I used the pool with default settings and the number of connections reduced to 1 because it's easier to reproduce the issue that way. Can still reproduce it with 10 connections, which is the default value, but it takes more DB restarts to get into a bad state. It looks like each DB restart causes a few connections to get stale. As suggested, I tried adding the following validation properties, but they didn't make any difference:
validationQuery: "SELECT 1"
validationDepth: REMOTE
I've also noticed that this happens only when I use transactions, disabling them fixes the issue. Transactions are enabled in the following way:
val txOperator = TransactionalOperator.create(txManager)
val flux = /* flux assembly */
flux.`as`(txOperator::transactional)
Hi. Could you please let me know whether there are any updates on this issue or maybe you could advise what to look at so I could try debugging it myself? Thank you!
Hi, are there any updates on this issue?
Right now, I don't have a clue whether the driver has an issue or whether the pool is missing a guard somewhere. Also, restarting a server while a connection is active (and therefore, the connection breaks) should result in an error like PostgresConnectionClosedException
. However, after the server is back up again, PostgresConnectionClosedException
should go away as the pool should identify that the connection is not valid anymore.

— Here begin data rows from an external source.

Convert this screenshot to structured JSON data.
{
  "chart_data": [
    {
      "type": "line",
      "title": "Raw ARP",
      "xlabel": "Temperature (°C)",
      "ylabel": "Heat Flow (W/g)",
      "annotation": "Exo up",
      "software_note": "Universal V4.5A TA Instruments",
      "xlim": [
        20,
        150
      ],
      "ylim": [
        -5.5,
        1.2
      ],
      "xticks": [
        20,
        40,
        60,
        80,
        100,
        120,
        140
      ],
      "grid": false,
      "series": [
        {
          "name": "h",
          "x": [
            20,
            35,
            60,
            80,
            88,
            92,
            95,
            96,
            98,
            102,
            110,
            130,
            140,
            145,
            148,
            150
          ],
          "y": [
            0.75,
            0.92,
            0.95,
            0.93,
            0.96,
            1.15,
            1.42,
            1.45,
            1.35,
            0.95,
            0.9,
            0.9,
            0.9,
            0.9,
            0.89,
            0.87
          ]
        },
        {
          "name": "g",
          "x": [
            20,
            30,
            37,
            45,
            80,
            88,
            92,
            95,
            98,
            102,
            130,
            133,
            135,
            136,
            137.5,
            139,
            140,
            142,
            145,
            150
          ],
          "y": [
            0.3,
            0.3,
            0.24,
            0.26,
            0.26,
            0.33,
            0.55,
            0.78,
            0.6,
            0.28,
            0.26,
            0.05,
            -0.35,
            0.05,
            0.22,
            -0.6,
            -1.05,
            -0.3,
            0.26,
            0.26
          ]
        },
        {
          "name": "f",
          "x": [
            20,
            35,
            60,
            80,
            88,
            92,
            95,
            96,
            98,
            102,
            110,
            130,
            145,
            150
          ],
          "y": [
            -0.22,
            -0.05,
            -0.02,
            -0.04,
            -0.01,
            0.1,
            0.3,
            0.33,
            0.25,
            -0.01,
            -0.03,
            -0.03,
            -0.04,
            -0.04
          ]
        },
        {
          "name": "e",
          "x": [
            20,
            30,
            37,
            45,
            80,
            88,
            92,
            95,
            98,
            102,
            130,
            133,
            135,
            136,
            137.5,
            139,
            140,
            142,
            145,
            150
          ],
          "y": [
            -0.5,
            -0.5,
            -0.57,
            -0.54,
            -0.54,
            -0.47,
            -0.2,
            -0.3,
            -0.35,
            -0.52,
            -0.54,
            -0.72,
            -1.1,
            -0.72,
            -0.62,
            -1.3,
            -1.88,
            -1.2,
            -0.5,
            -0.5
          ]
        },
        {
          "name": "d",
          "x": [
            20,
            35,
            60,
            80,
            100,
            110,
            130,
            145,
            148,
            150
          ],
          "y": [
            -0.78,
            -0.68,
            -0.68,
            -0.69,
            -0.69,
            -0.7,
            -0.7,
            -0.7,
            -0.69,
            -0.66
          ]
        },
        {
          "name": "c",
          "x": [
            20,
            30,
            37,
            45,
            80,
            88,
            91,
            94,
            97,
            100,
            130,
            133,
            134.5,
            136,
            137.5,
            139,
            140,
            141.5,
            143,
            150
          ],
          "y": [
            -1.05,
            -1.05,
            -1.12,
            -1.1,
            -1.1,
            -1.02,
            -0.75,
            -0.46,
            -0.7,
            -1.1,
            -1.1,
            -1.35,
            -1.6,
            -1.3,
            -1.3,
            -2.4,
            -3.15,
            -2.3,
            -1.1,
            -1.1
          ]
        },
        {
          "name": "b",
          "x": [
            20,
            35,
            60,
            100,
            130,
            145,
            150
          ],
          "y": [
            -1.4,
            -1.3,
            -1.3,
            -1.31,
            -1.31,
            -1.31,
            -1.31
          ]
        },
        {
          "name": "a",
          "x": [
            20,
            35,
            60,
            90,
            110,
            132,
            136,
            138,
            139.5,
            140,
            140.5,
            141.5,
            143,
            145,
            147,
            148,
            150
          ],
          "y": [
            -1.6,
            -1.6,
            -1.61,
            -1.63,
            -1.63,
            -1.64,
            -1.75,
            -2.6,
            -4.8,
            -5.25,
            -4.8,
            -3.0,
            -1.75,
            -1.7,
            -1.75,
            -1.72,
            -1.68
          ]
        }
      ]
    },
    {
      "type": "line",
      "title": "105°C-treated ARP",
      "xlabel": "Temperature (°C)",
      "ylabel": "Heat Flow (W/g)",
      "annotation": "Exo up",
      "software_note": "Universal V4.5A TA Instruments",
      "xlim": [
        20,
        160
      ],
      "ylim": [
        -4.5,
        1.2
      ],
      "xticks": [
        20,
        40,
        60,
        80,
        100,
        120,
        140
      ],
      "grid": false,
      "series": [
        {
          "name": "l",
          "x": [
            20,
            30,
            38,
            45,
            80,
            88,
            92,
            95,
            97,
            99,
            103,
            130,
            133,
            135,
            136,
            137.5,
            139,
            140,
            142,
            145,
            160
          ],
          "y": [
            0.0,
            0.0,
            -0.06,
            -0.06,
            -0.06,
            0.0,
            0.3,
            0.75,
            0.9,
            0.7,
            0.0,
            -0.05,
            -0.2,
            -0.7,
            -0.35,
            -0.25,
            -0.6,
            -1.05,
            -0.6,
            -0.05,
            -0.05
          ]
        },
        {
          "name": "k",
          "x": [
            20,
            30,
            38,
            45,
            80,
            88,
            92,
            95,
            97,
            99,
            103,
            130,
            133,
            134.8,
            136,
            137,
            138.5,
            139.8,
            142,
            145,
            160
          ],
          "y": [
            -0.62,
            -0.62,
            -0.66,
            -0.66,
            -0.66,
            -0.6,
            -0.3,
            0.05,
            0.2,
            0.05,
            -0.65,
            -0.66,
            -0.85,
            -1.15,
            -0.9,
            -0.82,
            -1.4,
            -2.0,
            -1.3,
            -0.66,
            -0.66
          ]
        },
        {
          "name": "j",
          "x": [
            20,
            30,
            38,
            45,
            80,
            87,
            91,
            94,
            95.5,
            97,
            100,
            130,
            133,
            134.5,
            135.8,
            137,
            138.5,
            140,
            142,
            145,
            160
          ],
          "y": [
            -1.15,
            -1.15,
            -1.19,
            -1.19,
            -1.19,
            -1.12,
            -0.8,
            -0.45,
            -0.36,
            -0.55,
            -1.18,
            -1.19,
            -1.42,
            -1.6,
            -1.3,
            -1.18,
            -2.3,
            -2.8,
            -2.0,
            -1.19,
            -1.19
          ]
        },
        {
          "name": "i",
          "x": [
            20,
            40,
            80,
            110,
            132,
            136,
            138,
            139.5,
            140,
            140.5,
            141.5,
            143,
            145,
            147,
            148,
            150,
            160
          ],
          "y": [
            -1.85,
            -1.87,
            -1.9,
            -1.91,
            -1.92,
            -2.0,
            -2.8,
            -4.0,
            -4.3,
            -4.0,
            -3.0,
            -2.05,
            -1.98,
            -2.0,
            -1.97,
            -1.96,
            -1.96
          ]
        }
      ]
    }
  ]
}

I also had the same case. However, it was resolved after updating to the latest version. @konsmak Please refer below to update the version and test it.
common : postgreSQL 13.5
before environment
- io.r2dbc:r2dbc-pool:0.8.8.RELEASE
- io.r2dbc:r2dbc-postgresql:0.8.11.RELEASE
- io.r2dbc:r2dbc-spi:0.8.6.RELEASE
current environment (resolved)
- io.r2dbc:r2dbc-pool:0.9.0.RELEASE
- org.postgresql:r2dbc-postgresql:0.9.0.RELEASE
- io.r2dbc:r2dbc-spi:0.9.1.RELEASE
Likely the pool should intercept errors of these kinds (in my case io.r2dbc.spi.R2dbcNonTransientResourceException
) and simply re-establish connection(s). At least I would expect it to behave this way.
I can easily reproduce the error if I run r2dbc connection to PG over an SSH tunnel. Just restart the tunnel, and all current connections are effectively broken yet not closed.
Hi @mp911de , Thanks for finding the root cause and posting it. I am getting the same issue "org.springframework.dao.DataAccessResourceFailureException: Failed to obtain R2DBC Connection nested exception is io.r2dbc.spi.R2dbcNonTransientResourceException: Connection validation failed" in MSSQL. I am using below libraries(Version).